I guess this one is mostly my fault, really.
A few days ago I decided that rigorous enforcement of SpamAssassin on all of my server users was a bit drastic, so retired the configuration and retreated to the hazy reality of receiving close to 40 junk emails per hour.
Typically this grew dull very quickly, at which point I reached for a former mainstay in my mail sanity, procmail.
Past experience with procmail has taught me that it's really easy to lose a lot of mail very quickly. Particularly if something in the configuration file is so hideous that procmail objects in such a foul fashion that the underlying MTA bounces the mail. So after fighting to transform my nice, easy to understand exim filter rules into hideous lists of symbols and regular expressions, I was ready to whip through a test run to see how it all went.

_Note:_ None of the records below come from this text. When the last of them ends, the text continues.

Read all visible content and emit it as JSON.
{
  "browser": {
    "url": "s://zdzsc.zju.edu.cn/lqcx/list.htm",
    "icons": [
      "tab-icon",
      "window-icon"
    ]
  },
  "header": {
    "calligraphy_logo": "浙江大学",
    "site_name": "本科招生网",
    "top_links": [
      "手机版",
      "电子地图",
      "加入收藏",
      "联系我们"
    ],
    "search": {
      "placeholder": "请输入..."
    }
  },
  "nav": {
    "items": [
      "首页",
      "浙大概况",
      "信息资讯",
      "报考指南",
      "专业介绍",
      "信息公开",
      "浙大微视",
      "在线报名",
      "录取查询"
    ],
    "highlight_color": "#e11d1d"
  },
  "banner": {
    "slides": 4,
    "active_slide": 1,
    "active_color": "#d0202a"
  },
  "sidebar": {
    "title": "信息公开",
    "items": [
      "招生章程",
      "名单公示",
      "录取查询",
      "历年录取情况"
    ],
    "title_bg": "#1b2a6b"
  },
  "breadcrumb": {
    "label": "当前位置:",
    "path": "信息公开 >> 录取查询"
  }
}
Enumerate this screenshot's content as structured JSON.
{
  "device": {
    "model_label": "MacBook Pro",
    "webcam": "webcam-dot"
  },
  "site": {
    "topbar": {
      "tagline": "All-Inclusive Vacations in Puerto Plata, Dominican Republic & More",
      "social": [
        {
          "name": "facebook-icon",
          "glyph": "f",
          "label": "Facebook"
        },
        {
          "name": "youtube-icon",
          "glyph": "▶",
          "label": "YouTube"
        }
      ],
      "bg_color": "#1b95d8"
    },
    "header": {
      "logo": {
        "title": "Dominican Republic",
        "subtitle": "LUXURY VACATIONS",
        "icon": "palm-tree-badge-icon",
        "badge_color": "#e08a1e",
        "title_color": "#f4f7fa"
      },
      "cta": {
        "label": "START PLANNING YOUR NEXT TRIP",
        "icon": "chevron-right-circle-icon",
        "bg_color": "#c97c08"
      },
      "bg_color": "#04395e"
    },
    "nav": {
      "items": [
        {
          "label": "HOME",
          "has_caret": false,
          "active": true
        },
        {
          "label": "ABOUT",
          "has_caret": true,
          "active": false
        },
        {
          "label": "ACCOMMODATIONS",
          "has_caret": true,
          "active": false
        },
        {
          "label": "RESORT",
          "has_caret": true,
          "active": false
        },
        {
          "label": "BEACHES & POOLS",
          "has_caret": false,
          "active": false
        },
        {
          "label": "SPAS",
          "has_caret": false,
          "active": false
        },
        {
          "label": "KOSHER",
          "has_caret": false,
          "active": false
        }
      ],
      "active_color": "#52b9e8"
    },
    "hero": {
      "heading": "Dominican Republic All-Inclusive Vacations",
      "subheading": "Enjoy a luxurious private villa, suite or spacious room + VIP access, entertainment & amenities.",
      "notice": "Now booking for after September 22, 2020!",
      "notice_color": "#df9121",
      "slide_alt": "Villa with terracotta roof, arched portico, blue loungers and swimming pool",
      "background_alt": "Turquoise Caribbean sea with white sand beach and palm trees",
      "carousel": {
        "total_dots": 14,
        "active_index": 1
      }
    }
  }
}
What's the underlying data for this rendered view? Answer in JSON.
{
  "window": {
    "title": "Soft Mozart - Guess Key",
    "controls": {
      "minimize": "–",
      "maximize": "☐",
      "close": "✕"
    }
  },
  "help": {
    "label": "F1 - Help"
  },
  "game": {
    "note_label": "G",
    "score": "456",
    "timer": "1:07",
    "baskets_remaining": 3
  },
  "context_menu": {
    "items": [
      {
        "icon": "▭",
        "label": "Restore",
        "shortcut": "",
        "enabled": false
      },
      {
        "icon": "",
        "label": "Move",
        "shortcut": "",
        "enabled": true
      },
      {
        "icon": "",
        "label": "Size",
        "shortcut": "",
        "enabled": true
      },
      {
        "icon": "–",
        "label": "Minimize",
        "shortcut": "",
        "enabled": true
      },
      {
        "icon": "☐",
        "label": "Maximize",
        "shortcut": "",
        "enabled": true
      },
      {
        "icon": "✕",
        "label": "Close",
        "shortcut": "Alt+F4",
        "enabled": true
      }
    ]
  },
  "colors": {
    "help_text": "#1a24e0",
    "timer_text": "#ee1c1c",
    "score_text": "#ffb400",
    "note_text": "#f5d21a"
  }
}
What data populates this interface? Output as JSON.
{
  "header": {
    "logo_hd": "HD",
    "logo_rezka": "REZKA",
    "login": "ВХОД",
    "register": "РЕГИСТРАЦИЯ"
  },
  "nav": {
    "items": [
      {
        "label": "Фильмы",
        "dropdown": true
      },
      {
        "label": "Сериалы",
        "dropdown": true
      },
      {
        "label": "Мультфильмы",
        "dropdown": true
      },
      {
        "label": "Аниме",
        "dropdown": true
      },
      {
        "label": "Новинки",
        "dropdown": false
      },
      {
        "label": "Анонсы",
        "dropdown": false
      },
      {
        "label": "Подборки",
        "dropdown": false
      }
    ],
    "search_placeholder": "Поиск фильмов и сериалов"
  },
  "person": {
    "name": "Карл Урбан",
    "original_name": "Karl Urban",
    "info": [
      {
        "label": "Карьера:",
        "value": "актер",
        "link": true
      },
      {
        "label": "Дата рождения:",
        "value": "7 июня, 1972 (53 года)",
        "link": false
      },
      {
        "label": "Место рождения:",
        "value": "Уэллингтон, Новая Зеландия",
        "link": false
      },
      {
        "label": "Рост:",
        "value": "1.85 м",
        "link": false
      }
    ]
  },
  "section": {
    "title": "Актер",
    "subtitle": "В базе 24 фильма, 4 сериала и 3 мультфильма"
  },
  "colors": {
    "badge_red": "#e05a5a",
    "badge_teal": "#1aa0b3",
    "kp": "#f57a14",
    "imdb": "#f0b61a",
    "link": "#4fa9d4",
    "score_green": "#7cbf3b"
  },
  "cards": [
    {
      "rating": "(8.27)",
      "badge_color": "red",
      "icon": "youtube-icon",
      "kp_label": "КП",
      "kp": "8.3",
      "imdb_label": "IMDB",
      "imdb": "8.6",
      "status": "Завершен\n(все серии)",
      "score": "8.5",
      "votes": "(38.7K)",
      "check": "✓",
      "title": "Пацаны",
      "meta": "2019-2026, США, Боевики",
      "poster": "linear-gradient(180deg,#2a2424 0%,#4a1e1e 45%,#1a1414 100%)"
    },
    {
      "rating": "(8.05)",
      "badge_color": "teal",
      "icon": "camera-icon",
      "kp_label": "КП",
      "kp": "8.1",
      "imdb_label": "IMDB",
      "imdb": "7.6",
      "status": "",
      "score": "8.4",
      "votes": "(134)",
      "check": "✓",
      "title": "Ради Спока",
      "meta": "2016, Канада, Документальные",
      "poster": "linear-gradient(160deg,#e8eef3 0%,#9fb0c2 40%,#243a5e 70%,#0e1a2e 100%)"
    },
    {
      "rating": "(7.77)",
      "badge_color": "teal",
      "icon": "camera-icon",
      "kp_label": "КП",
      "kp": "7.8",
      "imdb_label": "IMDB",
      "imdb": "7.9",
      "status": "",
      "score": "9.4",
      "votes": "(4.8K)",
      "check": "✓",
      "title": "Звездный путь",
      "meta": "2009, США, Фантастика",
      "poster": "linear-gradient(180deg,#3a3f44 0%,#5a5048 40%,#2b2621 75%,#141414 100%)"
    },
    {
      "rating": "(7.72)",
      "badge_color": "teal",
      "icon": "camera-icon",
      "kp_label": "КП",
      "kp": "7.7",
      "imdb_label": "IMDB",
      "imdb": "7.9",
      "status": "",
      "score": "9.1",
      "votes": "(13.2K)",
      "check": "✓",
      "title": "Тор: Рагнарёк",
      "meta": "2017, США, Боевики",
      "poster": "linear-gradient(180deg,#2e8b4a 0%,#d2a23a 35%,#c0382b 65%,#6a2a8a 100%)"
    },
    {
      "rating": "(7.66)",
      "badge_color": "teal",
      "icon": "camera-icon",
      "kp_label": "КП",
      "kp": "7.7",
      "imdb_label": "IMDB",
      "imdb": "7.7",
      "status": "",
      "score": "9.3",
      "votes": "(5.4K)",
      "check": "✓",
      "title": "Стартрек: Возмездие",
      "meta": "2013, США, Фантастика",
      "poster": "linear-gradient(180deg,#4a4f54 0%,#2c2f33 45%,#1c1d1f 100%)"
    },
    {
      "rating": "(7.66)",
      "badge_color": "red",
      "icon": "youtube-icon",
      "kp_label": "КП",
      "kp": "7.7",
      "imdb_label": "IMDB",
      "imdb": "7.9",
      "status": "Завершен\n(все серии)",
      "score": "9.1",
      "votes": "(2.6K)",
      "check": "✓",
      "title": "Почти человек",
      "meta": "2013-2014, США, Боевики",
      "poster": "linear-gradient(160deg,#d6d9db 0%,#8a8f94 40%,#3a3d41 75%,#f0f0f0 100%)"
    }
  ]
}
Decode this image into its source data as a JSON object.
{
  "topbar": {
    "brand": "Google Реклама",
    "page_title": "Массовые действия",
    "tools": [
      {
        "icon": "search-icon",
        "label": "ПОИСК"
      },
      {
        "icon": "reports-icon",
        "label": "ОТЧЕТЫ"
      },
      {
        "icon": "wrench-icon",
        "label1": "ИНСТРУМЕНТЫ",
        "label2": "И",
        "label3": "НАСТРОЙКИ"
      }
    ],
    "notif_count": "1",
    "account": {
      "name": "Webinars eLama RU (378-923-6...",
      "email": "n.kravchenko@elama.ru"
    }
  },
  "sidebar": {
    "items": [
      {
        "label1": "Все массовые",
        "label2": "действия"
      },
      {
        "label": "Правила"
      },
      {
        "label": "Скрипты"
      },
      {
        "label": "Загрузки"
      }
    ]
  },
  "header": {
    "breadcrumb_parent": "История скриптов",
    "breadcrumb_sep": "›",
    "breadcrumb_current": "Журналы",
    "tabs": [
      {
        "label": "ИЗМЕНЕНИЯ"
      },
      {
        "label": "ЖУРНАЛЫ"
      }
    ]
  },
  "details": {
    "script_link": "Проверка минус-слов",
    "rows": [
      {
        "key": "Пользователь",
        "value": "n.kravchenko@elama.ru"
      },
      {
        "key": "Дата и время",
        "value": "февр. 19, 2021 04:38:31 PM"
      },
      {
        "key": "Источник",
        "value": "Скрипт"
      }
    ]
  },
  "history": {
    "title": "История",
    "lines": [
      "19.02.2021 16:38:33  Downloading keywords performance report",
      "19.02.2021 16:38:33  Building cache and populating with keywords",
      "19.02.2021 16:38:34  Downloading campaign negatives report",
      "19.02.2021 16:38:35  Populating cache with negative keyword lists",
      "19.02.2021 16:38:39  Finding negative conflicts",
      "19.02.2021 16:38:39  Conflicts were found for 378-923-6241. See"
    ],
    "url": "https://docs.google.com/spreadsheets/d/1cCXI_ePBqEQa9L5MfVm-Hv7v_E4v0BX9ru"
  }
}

Common sense at this point caused me to put locking in, since retrieving 600-700 messages, eating two processes for procmail and one process for SpamAssassin per delivery and pausing for 5-10 seconds per message whilst various RBLs are consulted. Hence the head filter read:
# spam checking with pamsassassin - filter, so it adds headers :0fw: spamassassin.lock * < 262144 |/usr/bin/spamassassin
Sensible, no? Well, it depends on how you look at it. Running fetchmail with a batch limit of 50 messages just to test the water proved that delivering 50 messages takes a hell of a long time if each message eats up to 10 seconds just to check if it is spam or not. Never the less, it'll take a few hours to clear down 600-700 messages at up to 10 seconds per message - and the locking is in place, so I was confident it would pound away on it's own accord.
What I didn't think of is that exim just might think that, since procmail has been spawned and is just hanging around waiting for it's turn to run, it is taking just a wee while to get it's job done. And it's eating up around 2,100 processes in the, err, process.
So after a while it said "that's just taking too damned long. I'll bounce the message. *punt*".
91 punts later and I finally notice that the process table is shrinking too quickly for these to be properly delivered and kill exim, procmail and any SpamAssassin processes left running.
Assessing the damage, I now have 15 mailing lists to check I don't get booted off of in the next fortnight (or whenever the bounce processor/list admin gets around to checking bounces).
There's no moral to this story. Just pity. I will now instruct fetchmail to deliver using procmail from now on and ignore exim entirely for local fetching.